A reminder: F0 to and F2 in Maine. Pieces of the house gone and trees bashed around. We live in a highly wooded area, which means one thing: shrapnel. While we have no trees near enough to land on us in a clean fall, there are plenty of big pines and willows with widow makers that would probably be chucked around and our home is full of windows. Needless to say, we decided to follow the advice of the Angels of Preparedness.

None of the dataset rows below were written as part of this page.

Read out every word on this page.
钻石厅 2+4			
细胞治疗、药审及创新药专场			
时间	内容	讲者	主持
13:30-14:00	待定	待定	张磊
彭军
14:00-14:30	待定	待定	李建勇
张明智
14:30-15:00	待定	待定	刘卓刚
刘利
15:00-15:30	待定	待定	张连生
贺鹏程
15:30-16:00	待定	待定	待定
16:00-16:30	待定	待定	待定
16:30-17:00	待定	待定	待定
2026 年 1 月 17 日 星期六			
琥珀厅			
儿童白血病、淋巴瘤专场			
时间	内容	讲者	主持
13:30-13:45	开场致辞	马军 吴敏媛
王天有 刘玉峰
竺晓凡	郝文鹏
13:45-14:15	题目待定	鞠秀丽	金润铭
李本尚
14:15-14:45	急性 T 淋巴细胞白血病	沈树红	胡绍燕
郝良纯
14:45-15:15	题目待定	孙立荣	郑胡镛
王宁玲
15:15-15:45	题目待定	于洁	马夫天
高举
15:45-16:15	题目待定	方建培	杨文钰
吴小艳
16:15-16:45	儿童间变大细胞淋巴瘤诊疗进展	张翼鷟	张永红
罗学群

I rushed out, shooed the layers into their coop, and locked it up. (People who say you can’t herd chickens are full of it.) I did a quick check on the meat birds in the tractors and raced inside. We got Christine (lovebird) under the kitchen table. Jacks (rabbit) went into the closet in his room, cage and all. Ashes and Diamond came into the basement with us where the brooder boxes and chicks already were.

Little Mister thought our “camping” trip was a blast. We read, we had snacks, played with baby chicks, watched an episode of Wild Kratts on Dada’s phone, and had successful potty breaks. (Yes, I grabbed the potty on the way down. It was purely selfish: I didn’t feel like squatting over the sump pit if I had to pee.) We got to watch the cat get into everything as he explored an area he’s not normally allowed in and Diamond enjoyed a nap on the nice, cold floor.

Might we have gone a little above and beyond? I think not. Even if we did, it was a fun experience “camping” in the basement for an hour or two.